Hesse's impact on the actual look of LeWitt's art is more slight, but nevertheless persistent. When he heard about her death, LeWitt was preparing an exhibition in Paris. "I was thinking about her work and me and my work, too ... I just did a piece that sort of encompassed both of them": "Wall Drawing #46: Vertical Lines, not straight, not touching, covering the wall evenly" (1970). It was the first instance of LeWitt's departing from straight lines. That influence from Hesse can still be seen in "Wall Drawing #797" (1995), in which an initial, wavering hand-drawn horizontal line high on the wall is copied, at close intervals underneath, in alternating marker colors, until there's no more room at the bottom. (All wall drawings by LeWitt are re-created anew for each exhibition.) In terms of a more general influence, however, Hesse's memory stayed with LeWitt for almost 40 years. A good case can be made that her brief artistic life had a profound effect on him, deepening an already gentle, humanistic demeanor. Indeed, LeWitt later named one of his daughters Eva.

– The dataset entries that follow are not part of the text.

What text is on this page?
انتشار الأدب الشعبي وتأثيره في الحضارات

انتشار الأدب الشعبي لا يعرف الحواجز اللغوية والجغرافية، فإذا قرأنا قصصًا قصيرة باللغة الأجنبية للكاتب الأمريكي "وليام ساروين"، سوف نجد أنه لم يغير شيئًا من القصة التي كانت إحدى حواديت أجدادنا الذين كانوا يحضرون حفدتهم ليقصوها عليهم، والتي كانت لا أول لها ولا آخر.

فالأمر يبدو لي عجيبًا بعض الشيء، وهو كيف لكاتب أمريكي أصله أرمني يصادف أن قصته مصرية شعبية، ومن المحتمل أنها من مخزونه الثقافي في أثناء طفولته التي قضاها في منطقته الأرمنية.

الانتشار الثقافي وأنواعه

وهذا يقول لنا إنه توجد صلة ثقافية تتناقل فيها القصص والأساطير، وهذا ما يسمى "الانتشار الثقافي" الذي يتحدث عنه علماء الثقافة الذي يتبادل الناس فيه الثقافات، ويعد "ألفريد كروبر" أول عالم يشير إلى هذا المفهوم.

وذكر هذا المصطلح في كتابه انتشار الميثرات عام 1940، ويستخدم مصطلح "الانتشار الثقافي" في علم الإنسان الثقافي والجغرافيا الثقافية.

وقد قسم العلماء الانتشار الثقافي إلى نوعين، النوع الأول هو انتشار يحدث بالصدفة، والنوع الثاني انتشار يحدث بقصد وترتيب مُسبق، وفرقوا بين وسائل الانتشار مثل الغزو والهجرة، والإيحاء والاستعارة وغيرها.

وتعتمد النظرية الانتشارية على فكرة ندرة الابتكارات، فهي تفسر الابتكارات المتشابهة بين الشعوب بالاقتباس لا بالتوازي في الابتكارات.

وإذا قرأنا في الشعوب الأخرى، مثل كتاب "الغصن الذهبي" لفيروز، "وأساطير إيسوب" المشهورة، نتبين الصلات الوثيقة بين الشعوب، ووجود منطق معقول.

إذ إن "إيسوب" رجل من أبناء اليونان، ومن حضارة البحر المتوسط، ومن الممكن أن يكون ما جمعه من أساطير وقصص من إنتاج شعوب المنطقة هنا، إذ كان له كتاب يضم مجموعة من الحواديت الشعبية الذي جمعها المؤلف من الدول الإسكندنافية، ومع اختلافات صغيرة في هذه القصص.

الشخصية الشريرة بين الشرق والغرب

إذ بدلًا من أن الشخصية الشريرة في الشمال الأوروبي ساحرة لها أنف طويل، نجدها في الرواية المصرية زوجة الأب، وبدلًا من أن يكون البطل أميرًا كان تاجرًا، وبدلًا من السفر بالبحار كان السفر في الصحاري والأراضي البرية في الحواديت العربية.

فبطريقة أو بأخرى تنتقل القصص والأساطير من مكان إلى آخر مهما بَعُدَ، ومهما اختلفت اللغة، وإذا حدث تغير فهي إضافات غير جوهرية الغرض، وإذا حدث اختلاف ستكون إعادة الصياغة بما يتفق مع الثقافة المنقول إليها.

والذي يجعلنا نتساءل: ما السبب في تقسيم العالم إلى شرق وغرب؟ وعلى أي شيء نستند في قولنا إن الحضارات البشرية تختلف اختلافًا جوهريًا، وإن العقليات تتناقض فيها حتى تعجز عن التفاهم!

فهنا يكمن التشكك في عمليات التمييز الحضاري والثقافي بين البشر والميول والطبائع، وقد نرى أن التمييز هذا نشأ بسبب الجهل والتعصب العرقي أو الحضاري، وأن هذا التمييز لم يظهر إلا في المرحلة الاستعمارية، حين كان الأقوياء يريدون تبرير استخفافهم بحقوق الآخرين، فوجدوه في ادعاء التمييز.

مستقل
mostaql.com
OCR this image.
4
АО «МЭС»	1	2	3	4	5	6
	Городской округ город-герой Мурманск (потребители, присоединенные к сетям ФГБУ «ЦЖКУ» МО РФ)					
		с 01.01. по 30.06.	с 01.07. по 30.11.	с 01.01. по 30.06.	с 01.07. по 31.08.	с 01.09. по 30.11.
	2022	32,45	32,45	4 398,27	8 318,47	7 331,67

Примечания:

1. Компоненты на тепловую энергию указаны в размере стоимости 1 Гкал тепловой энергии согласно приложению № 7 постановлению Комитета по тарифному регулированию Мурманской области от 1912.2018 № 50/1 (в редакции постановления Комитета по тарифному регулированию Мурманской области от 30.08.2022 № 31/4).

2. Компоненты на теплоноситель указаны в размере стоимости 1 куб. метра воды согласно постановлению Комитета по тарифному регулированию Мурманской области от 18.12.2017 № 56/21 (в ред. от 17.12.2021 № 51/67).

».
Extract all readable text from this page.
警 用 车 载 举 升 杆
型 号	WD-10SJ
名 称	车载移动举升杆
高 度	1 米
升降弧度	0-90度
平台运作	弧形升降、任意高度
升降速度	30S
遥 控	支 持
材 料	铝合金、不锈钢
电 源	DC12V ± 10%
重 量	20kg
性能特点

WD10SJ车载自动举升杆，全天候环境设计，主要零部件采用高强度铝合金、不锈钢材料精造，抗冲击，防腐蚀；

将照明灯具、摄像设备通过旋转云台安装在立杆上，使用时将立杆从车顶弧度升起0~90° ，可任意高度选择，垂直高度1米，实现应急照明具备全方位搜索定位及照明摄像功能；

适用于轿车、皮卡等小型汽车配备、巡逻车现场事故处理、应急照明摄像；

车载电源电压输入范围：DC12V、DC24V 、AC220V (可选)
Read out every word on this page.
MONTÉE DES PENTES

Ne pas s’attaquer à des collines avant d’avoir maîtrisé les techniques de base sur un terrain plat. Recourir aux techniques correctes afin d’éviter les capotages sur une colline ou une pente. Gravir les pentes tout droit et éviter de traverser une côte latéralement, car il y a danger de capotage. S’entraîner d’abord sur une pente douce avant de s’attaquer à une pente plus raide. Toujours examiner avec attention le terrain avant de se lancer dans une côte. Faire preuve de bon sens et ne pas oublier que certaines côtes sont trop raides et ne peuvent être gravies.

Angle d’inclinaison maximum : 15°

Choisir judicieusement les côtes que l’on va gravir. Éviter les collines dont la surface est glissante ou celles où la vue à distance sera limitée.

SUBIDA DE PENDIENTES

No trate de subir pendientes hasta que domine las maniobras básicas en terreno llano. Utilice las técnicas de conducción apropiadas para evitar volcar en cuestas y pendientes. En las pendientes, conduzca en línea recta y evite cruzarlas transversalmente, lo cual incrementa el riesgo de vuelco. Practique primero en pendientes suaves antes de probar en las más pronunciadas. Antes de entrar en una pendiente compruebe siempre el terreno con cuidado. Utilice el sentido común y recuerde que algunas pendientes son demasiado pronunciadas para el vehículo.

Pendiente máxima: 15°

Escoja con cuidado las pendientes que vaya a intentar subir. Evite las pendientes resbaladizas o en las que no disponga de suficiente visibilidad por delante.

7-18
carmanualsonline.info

A word about the show's catalog: It's one of the best I've ever seen. Its size (generous, but not clumsily large), weight (hefty but not uncomfortable), fonts, paper, interior images and cover illustration (a 1968 work on paper by Hesse that gracefully sums up the show's premise) are just about perfect. The essays—by the show's curator, Veronica Roberts; art historian Kirsten Swenson; and Ms. Lippard, the veteran critic—are informative and argot-free. Though a map showing exactly where noted artists of the time lived in Lower Manhattan isn't strictly necessary, it'll probably be nice to have on hand through the years. The "Converging Lines" catalog should be a model for museum publications to come.

Mr. Plagens is an artist and writer in New York.